Если у бывшего профессора и было иное мнение, то вслух оно не прозвучало. А старший десятник привстал, прислонился спиной к белесой от выступившей соли стене и продолжил крайне познавательную лекцию:
– Да, Ерёма, в Родении любой житель может купить в ближайшей лавке магическую хреновину и пользоваться в собственное удовольствие. У тебя дома кухарка была?
– Я в трактире столовался, – признался Баргузин. – Но какое отношение имеет кухарка к магии?
– Самое обыкновенное. Все эти подогревающие шкафы, самокрутные мясорубки и прочее… даже хлебопечки, в конце-то концов.
– Уж не хочешь ли ты сказать, будто Владыка самолично занимается подобными мелочами? – с оскорблённым видом заметил Еремей.
– Зачем самолично? – Матвей уже не удивлялся дремучей невежественности профессора в любых вопросах, кроме древнего шаманизма северных народов. – На заводах всё делают.
– Без магии?
– Ну! Потом только кристаллы вставляй, и оно работает.
– Как?
– На энергии, дурень!
То, что всё работает на энергии, Еремей знал и раньше. Но кто же её засовывает в магические кристаллы?

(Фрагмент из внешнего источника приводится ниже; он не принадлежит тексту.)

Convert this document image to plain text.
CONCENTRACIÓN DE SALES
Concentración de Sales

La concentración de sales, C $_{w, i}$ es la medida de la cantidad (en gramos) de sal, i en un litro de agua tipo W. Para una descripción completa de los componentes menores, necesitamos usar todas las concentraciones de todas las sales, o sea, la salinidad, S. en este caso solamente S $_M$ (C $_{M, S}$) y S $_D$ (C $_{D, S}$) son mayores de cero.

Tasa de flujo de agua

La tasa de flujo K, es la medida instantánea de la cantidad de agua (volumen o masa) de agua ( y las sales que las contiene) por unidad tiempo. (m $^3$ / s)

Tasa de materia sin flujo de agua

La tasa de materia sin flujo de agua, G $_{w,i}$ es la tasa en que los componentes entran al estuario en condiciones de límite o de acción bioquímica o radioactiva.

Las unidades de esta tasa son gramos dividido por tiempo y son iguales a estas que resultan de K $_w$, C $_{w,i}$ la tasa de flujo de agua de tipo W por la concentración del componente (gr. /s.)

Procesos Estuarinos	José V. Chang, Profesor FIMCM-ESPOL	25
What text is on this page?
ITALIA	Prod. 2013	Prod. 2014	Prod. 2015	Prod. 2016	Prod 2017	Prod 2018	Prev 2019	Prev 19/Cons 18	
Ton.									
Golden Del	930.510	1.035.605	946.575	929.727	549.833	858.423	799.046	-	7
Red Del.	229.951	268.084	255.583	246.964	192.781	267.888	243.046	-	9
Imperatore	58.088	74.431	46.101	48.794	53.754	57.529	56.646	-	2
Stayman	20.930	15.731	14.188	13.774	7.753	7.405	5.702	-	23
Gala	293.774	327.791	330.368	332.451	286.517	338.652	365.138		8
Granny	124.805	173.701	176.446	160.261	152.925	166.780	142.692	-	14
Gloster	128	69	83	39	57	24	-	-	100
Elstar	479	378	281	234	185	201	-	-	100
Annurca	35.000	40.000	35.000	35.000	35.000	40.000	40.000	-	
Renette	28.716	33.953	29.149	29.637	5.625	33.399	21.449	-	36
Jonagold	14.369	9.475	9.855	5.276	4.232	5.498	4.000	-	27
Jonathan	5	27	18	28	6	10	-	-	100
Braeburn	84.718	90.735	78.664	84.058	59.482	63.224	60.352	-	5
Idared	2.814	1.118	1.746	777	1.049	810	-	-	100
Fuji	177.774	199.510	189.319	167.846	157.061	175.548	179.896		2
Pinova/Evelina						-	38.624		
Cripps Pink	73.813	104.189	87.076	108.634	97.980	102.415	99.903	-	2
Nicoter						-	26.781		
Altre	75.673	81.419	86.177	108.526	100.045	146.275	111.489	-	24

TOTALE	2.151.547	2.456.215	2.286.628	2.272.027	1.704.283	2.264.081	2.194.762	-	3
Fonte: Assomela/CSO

– Слушай, а у пиктийцев разве всё иначе?
Старший десятник нахмурился и произнёс застывшим, «мёрзлым» голосом:
– Деревни, через которые мы проходили, помнишь?
Баргузин вздрогнул и что есть силы зажмурился. Бесполезно – перед глазами всё равно вставали образы и воспоминания. Высушенные до состояния мумий тела на улицах… приколоченные подковными гвоздями к стенам собственных домов женщины, из ран которых не текла кровь… обугленные столбы, на которых в переплетении цепей едва угадывалось то, что ещё недавно было человеком… Нет, лучше бы это забыть. Но получится ли?
– Магия?
– Она самая. Видишь ли, в чём дело, – Матвей задумался, подбирая правильные слова. – Пиктийцы работают с энергией напрямую, собирая её внутри и пропуская через себя. Пропускают они, суки… И могут забирать из живого человека. Пока ещё живого человека… твари…
– Но как…
– Каком кверху! – неожиданно разозлился Барабаш. – Мы с тобой для них всего лишь жратва.